Tamir Kalifa / Stringer | Getty Images

And what will He find when He gets there? His brothers — or his brothers’ enemies? Will the roads where He once walked be preserved? Or will they lie in rubble, as Gaza does today? If what He finds looks like the aftermath of October 7th, then tell me — what will be my defense as a Christian?

Some Christians argue that God’s promises to Israel have been transferred exclusively to the Church. I don’t believe that. But even if you do, then ask yourself this: if we’ve inherited the promises, do we not also inherit the land? Can we claim the birthright and then, like Esau, treat it as worthless when the world tries to steal it?

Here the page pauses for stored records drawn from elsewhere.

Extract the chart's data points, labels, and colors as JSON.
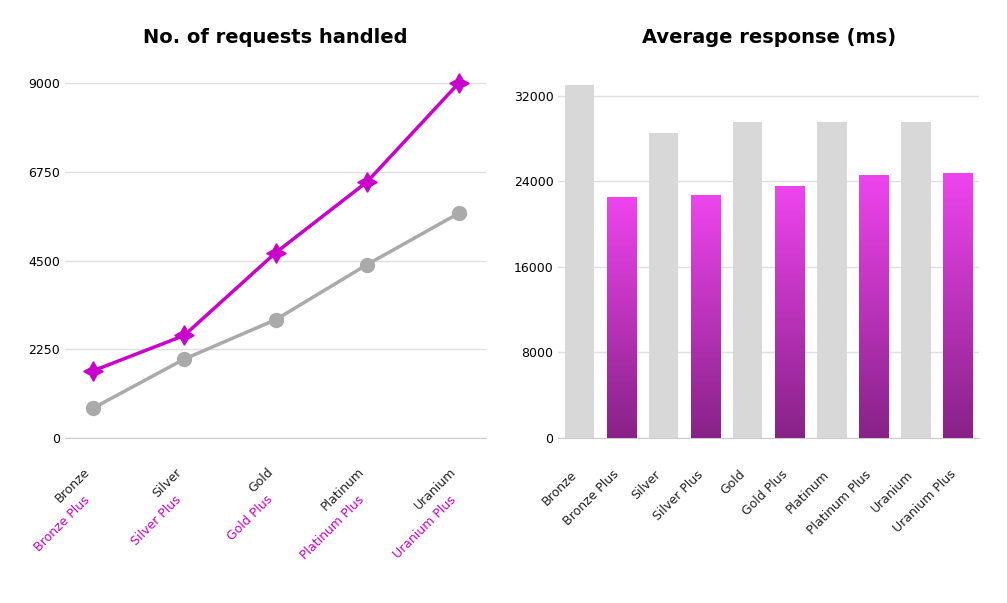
{
  "title_left": "No. of requests handled",
  "title_right": "Average response (ms)",
  "line_categories": [
    "Bronze",
    "Silver",
    "Gold",
    "Platinum",
    "Uranium"
  ],
  "line_categories_plus": [
    "Bronze Plus",
    "Silver Plus",
    "Gold Plus",
    "Platinum Plus",
    "Uranium Plus"
  ],
  "gray_line_values": [
    750,
    2000,
    3000,
    4400,
    5700
  ],
  "purple_line_values": [
    1700,
    2600,
    4700,
    6500,
    9000
  ],
  "bar_categories": [
    "Bronze",
    "Bronze Plus",
    "Silver",
    "Silver Plus",
    "Gold",
    "Gold Plus",
    "Platinum",
    "Platinum Plus",
    "Uranium",
    "Uranium Plus"
  ],
  "gray_bar_values": [
    33000,
    0,
    28500,
    0,
    29500,
    0,
    29500,
    0,
    29500,
    0
  ],
  "purple_bar_values": [
    0,
    22500,
    0,
    22700,
    0,
    23500,
    0,
    24500,
    0,
    24700
  ],
  "gray_line_color": "#aaaaaa",
  "purple_line_color": "#cc00cc",
  "gray_bar_color": "#d8d8d8",
  "purple_bar_top_color": "#ee44ee",
  "purple_bar_bottom_color": "#882288",
  "background_color": "#ffffff",
  "grid_color": "#e0e0e0",
  "title_fontsize": 14,
  "axis_fontsize": 9,
  "tick_fontsize": 9,
  "line_yticks": [
    0,
    2250,
    4500,
    6750,
    9000
  ],
  "bar_yticks": [
    0,
    8000,
    16000,
    24000,
    32000
  ]
}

So, when terrorists come to slaughter Israelis simply for living in the land promised to Abraham, will we stand by? Or will we step forward — into the line of fire — and say,

“Take me instead”?

Because this is not just about Israel’s right to exist.

It’s about whether we still know the difference between good and evil.

It’s about whether we still have the courage to stand where God stands.

And if we cannot — if we will not — then maybe the question isn’t whether Israel will survive. Maybe the question is whether we will.